Laminating Representation Autoencoders for Efficient Diffusion
This work addresses the computational inefficiency of diffusion models for image generation, offering significant speed-ups for researchers and practitioners, though it is incremental as it builds on existing SSL and diffusion methods.
The paper tackles the redundancy in dense patch features used by diffusion models by introducing FlatDINO, a variational autoencoder that compresses representations into a 1D sequence of 32 tokens, achieving an 8x reduction in sequence length and 48x compression in dimensionality. On ImageNet 256x256, a DiT-XL model trained on these latents achieves a gFID of 1.80 with 8x fewer FLOPs per forward pass and up to 4.5x fewer FLOPs per training step compared to using uncompressed DINOv2 features.

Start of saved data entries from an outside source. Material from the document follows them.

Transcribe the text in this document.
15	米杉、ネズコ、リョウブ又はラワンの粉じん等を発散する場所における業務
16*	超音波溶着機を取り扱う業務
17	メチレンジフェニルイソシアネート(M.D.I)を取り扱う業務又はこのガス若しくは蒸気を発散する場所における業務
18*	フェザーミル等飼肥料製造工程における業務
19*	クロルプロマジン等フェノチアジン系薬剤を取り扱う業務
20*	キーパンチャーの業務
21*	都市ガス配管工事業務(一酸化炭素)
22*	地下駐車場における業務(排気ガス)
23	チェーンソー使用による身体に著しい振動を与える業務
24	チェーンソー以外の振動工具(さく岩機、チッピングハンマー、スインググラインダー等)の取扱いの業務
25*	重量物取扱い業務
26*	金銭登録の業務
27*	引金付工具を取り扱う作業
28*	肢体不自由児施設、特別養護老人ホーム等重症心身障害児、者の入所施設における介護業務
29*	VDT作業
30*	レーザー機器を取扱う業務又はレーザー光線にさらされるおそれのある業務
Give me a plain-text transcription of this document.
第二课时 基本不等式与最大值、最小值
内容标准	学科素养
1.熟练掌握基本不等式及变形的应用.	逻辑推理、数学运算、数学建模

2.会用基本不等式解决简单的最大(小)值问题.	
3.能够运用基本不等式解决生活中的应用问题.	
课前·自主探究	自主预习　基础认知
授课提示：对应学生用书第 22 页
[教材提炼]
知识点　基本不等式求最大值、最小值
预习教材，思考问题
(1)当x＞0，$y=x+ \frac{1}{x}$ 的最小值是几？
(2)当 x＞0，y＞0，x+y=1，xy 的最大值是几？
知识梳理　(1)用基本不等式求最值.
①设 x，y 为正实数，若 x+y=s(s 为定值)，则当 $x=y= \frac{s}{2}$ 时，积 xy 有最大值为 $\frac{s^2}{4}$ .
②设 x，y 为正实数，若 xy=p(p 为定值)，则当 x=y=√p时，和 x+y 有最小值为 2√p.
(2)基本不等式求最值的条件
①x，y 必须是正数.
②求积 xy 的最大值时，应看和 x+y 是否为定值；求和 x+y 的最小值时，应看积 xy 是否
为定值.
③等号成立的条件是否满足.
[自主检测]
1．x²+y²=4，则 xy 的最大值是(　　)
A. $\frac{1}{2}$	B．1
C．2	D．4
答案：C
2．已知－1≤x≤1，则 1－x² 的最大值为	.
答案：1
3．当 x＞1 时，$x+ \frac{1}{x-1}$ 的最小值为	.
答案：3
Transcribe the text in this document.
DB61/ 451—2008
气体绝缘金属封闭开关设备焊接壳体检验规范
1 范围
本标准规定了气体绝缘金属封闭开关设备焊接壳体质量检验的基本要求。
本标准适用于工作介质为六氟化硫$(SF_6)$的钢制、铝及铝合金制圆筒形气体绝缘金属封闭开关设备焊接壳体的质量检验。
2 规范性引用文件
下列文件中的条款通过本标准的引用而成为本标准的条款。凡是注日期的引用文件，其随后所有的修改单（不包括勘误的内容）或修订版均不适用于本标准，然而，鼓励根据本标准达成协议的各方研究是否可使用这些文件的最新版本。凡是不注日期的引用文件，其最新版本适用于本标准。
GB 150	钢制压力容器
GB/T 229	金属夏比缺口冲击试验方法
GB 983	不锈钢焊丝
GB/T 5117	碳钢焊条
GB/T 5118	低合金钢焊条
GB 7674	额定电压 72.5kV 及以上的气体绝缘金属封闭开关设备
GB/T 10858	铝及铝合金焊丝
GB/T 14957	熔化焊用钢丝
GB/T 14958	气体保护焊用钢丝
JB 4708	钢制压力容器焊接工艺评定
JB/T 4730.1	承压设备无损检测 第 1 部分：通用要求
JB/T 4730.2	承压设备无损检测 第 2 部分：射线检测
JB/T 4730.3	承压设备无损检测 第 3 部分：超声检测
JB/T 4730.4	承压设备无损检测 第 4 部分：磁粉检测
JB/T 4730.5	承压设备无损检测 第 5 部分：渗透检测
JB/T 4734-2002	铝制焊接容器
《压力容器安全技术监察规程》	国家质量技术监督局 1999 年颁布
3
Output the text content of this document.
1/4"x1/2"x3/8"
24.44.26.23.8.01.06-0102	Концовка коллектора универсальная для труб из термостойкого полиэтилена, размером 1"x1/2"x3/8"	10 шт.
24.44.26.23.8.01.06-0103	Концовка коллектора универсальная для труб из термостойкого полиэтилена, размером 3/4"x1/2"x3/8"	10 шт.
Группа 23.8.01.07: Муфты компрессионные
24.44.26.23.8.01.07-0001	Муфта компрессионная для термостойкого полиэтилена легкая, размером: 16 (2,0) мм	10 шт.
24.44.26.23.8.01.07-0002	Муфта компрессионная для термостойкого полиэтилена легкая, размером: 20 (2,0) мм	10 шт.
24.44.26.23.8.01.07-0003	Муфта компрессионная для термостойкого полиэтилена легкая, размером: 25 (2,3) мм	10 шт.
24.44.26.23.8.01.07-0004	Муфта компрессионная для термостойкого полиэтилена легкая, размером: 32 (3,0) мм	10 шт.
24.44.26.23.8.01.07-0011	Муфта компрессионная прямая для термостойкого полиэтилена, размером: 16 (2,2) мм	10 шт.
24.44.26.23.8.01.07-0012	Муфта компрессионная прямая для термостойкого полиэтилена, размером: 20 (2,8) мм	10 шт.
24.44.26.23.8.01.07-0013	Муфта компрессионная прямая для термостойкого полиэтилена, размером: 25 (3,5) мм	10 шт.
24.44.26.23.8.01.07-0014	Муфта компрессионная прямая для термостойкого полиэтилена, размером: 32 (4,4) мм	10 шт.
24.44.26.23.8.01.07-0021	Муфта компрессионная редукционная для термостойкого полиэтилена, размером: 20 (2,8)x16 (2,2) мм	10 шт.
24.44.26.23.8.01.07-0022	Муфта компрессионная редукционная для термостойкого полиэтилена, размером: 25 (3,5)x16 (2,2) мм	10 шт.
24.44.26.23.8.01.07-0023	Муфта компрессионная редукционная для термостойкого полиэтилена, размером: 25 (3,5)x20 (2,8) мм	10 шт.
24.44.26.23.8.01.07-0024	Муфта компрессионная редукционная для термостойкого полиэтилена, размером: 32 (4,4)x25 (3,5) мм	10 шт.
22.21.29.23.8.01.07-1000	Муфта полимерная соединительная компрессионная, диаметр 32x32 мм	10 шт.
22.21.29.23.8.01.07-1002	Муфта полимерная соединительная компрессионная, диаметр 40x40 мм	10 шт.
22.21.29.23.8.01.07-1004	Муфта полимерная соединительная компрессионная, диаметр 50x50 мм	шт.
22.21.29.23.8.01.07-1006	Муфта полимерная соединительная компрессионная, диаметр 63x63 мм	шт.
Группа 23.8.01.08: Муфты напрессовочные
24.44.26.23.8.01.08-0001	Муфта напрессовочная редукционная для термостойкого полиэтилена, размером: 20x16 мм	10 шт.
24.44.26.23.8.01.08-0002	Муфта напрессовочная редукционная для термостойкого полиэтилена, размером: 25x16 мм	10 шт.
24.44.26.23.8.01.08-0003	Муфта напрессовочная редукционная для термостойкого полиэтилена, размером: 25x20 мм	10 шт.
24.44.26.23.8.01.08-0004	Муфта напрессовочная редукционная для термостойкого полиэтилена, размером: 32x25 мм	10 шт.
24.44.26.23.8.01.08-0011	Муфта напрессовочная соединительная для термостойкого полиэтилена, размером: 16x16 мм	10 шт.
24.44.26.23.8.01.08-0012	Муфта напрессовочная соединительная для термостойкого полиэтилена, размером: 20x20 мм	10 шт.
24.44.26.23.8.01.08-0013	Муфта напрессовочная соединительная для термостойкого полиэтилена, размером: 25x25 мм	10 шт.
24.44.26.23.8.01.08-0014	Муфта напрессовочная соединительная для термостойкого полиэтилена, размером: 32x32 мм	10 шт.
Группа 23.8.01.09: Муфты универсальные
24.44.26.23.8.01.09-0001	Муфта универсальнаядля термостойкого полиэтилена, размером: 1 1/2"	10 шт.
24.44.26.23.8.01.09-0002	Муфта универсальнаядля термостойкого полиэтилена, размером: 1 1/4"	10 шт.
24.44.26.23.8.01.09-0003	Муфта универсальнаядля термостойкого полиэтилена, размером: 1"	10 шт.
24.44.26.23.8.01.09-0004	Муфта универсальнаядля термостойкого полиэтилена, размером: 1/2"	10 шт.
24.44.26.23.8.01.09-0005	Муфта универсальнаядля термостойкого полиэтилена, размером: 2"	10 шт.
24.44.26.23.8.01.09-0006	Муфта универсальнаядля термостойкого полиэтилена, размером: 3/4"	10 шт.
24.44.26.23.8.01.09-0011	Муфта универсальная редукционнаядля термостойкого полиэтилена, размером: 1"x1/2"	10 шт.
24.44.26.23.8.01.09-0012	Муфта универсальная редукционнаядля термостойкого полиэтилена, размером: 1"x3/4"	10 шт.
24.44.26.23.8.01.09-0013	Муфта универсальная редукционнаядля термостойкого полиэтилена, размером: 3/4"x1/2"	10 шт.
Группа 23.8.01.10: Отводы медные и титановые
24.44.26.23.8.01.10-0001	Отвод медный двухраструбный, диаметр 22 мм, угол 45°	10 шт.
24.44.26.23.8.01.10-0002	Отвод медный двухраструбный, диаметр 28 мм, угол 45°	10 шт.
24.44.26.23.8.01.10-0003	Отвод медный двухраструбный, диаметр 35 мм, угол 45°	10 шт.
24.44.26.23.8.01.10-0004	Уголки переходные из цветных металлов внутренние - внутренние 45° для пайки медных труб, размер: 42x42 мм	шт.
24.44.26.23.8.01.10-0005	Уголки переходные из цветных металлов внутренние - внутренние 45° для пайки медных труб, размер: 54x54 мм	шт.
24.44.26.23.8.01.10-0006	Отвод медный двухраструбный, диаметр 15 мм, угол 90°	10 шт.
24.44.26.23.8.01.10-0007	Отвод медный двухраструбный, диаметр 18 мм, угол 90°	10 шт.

Recent work has shown that diffusion models can generate high-quality images by operating directly on SSL patch features rather than pixel-space latents. However, the dense patch grids from encoders like DINOv2 contain significant redundancy, making diffusion needlessly expensive. We introduce FlatDINO, a variational autoencoder that compresses this representation into a one-dimensional sequence of just 32 continuous tokens -an 8x reduction in sequence length and 48x compression in total dimensionality. On ImageNet 256x256, a DiT-XL trained on FlatDINO latents achieves a gFID of 1.80 with classifier-free guidance while requiring 8x fewer FLOPs per forward pass and up to 4.5x fewer FLOPs per training step compared to diffusion on uncompressed DINOv2 features. These are preliminary results and this work is in progress.